Black comedy in a very unique style, mixing Japanese 50s pop (Tony Tani), Finnish Western music, and the myth of Kitsune. Liza seems to be cursed as a fox fairy and therefore men are dropping dead around her. The film manages to create a very special atmosphere in Budapest in an imaginary historical time: around the 50s or 60s, but in a market economy-driven society. While our fox fairy is madly in love with everything that is Japanese, the male main character is crazily into Finland, and these two styles are mixing with Hungary during the entire film.

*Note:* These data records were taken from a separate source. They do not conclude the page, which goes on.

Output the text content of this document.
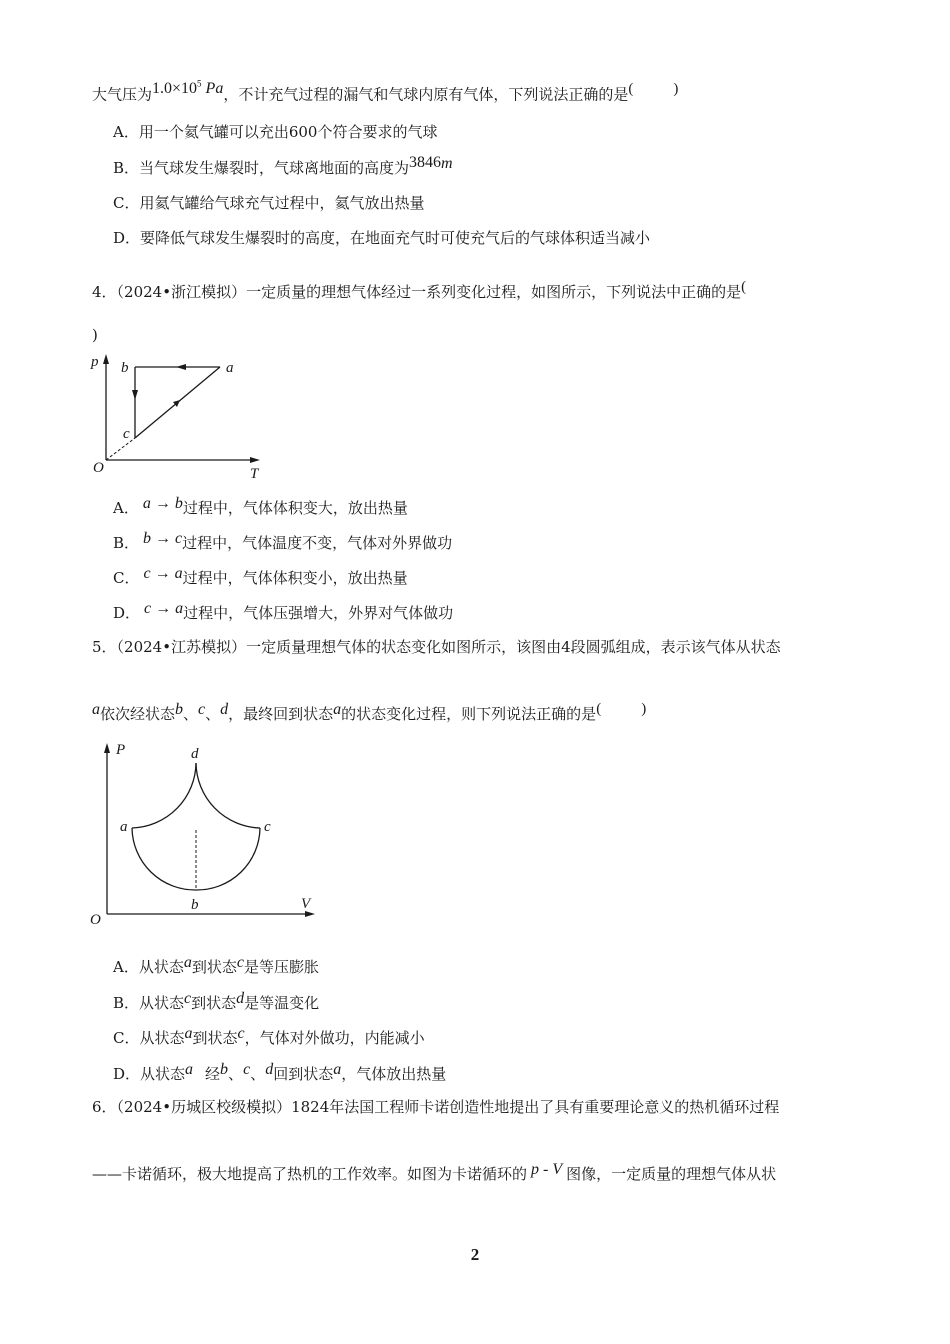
大气压为$1.0\times 10^5$ Pa，不计充气过程的漏气和气球内原有气体，下列说法正确的是(	)
A．用一个氦气罐可以充出600个符合要求的气球
B．当气球发生爆裂时，气球离地面的高度为3846m
C．用氦气罐给气球充气过程中，氦气放出热量
D．要降低气球发生爆裂时的高度，在地面充气时可使充气后的气球体积适当减小
4．（2024•浙江模拟）一定质量的理想气体经过一系列变化过程，如图所示，下列说法中正确的是(
)
p
T
O
a
b
c
A． a → b过程中，气体体积变大，放出热量
B． b → c过程中，气体温度不变，气体对外界做功
C． c → a过程中，气体体积变小，放出热量
D． c → a过程中，气体压强增大，外界对气体做功
5．（2024•江苏模拟）一定质量理想气体的状态变化如图所示，该图由4段圆弧组成，表示该气体从状态
a依次经状态b、c、d，最终回到状态a的状态变化过程，则下列说法正确的是(	)
P
V
O
a
b
c
d
A．从状态a到状态c是等压膨胀
B．从状态c到状态d是等温变化
C．从状态a到状态c，气体对外做功，内能减小
D．从状态a 经b、c、d回到状态a，气体放出热量
6．（2024•历城区校级模拟）1824年法国工程师卡诺创造性地提出了具有重要理论意义的热机循环过程
——卡诺循环，极大地提高了热机的工作效率。如图为卡诺循环的 p - V 图像，一定质量的理想气体从状
2
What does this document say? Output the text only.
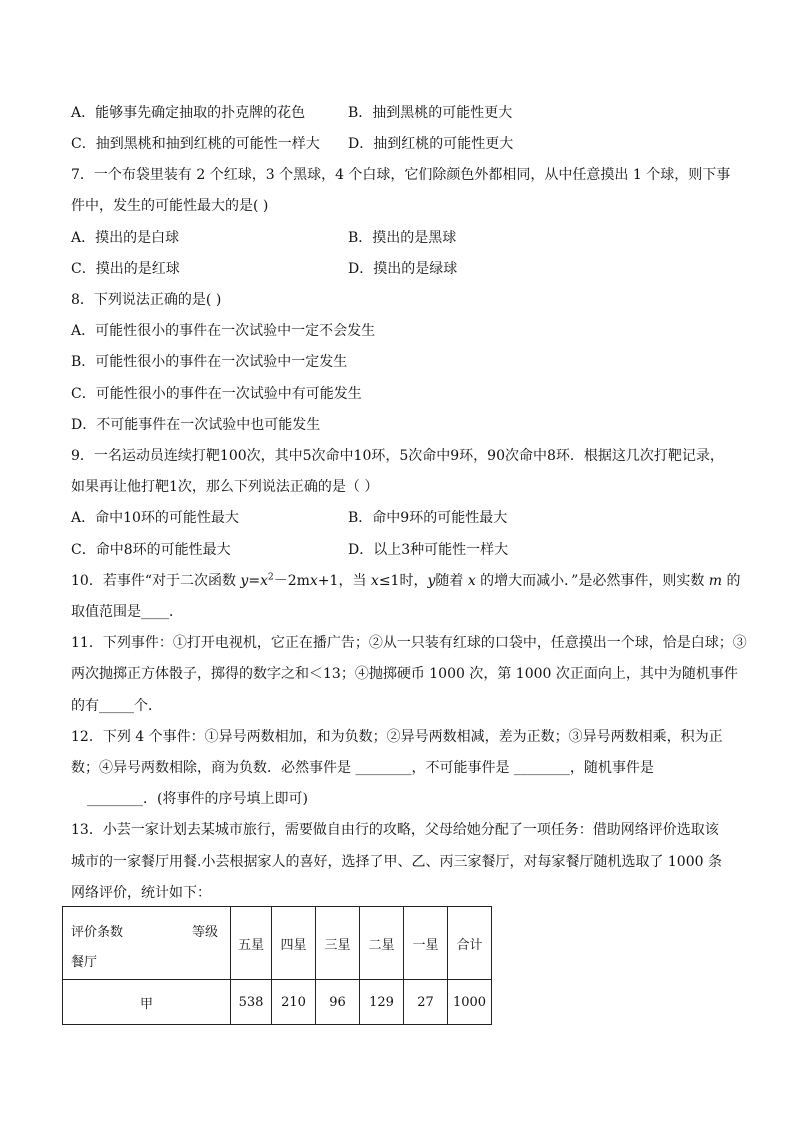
A．能够事先确定抽取的扑克牌的花色	B．抽到黑桃的可能性更大
C．抽到黑桃和抽到红桃的可能性一样大 D．抽到红桃的可能性更大
7．一个布袋里装有 2 个红球，3 个黑球，4 个白球，它们除颜色外都相同，从中任意摸出 1 个球，则下事
件中，发生的可能性最大的是( )
A．摸出的是白球	B．摸出的是黑球
C．摸出的是红球	D．摸出的是绿球
8．下列说法正确的是( )
A．可能性很小的事件在一次试验中一定不会发生
B．可能性很小的事件在一次试验中一定发生
C．可能性很小的事件在一次试验中有可能发生
D．不可能事件在一次试验中也可能发生
9．一名运动员连续打靶100次，其中5次命中10环，5次命中9环，90次命中8环．根据这几次打靶记录，
如果再让他打靶1次，那么下列说法正确的是（ ）
A．命中10环的可能性最大	B．命中9环的可能性最大
C．命中8环的可能性最大	D．以上3种可能性一样大
10．若事件“对于二次函数 $y=x^2-2mx+1$，当 x≤1时，y随着 x 的增大而减小．”是必然事件，则实数 m 的
取值范围是____．
11．下列事件：①打开电视机，它正在播广告；②从一只装有红球的口袋中，任意摸出一个球，恰是白球；③
两次抛掷正方体骰子，掷得的数字之和＜13；④抛掷硬币 1000 次，第 1000 次正面向上，其中为随机事件
的有_____个．
12．下列 4 个事件：①异号两数相加，和为负数；②异号两数相减，差为正数；③异号两数相乘，积为正
数；④异号两数相除，商为负数．必然事件是 ________，不可能事件是 ________，随机事件是
________．(将事件的序号填上即可)
13．小芸一家计划去某城市旅行，需要做自由行的攻略，父母给她分配了一项任务：借助网络评价选取该
城市的一家餐厅用餐.小芸根据家人的喜好，选择了甲、乙、丙三家餐厅，对每家餐厅随机选取了 1000 条
网络评价，统计如下：
评价条数 等级
餐厅	五星	四星	三星	二星	一星	合计
甲	538	210	96	129	27	1000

Teaser from the music: https://www.youtube.com/watch?v=4gupmu_dfPs

  1. Son of Saul (2015)

Claude Lanzmann, the French movie maker, stated that it is not possible to capture the holocaust because everything that happened there is irrepresentable and inconceivable. He might be right, however, if any movie is able to expose true hell in its deeper extents, Son of Saul is the one. This movie is stressful, terrifying, and emotionally and mentally very exhausting. Already the opening scene is about contrasting screams, commands, yelling, noises, fire: basically the constant movement of acts of horror, while the camera is never resting. The protagonist himself is also a labour camp prisoner, but due to his activities in the Sonderkommando, he is privileged in the camp. Sonderkommandos are work units made up of German Nazi death camp prisoners, usually Jews, who were forced to facilitate the disposal of gas chamber victims during the Holocaust. He decides to bury the body of a young boy and is unrelenting to achieve his goal. Georges Didi-Huberman also praised the film and even wrote a 25-page open letter to the director, which opened with “Your film, ‘Son of Saul,’ is a monster. A necessary, coherent, beneficial, innocent monster.”

  1. The Citizen (2016)

Very accurate and realistic representation of the life of a refugee in today’s Hungary, which has been a hot topic lately due to the refugee crisis and the xenophobia of the Hungarian government. This film tells the story of a Nigerian man living in Budapest for years, whom is fluent in Hungarian, and he really wants to settle down and get his citizenship. This is a challenge: he faces racism and discrimination everyday, and it looks like there is no way out of it. He fails his citizenship exam over and over again, and therefore decides to start private lessons about Hungarian history and civilization. Yes, he falls in love with his teacher, and additionally, he is hiding an undocumented Iranian woman with a baby. The situation becomes unbearable and he needs to choose between his love and his common fate with the Iranian woman.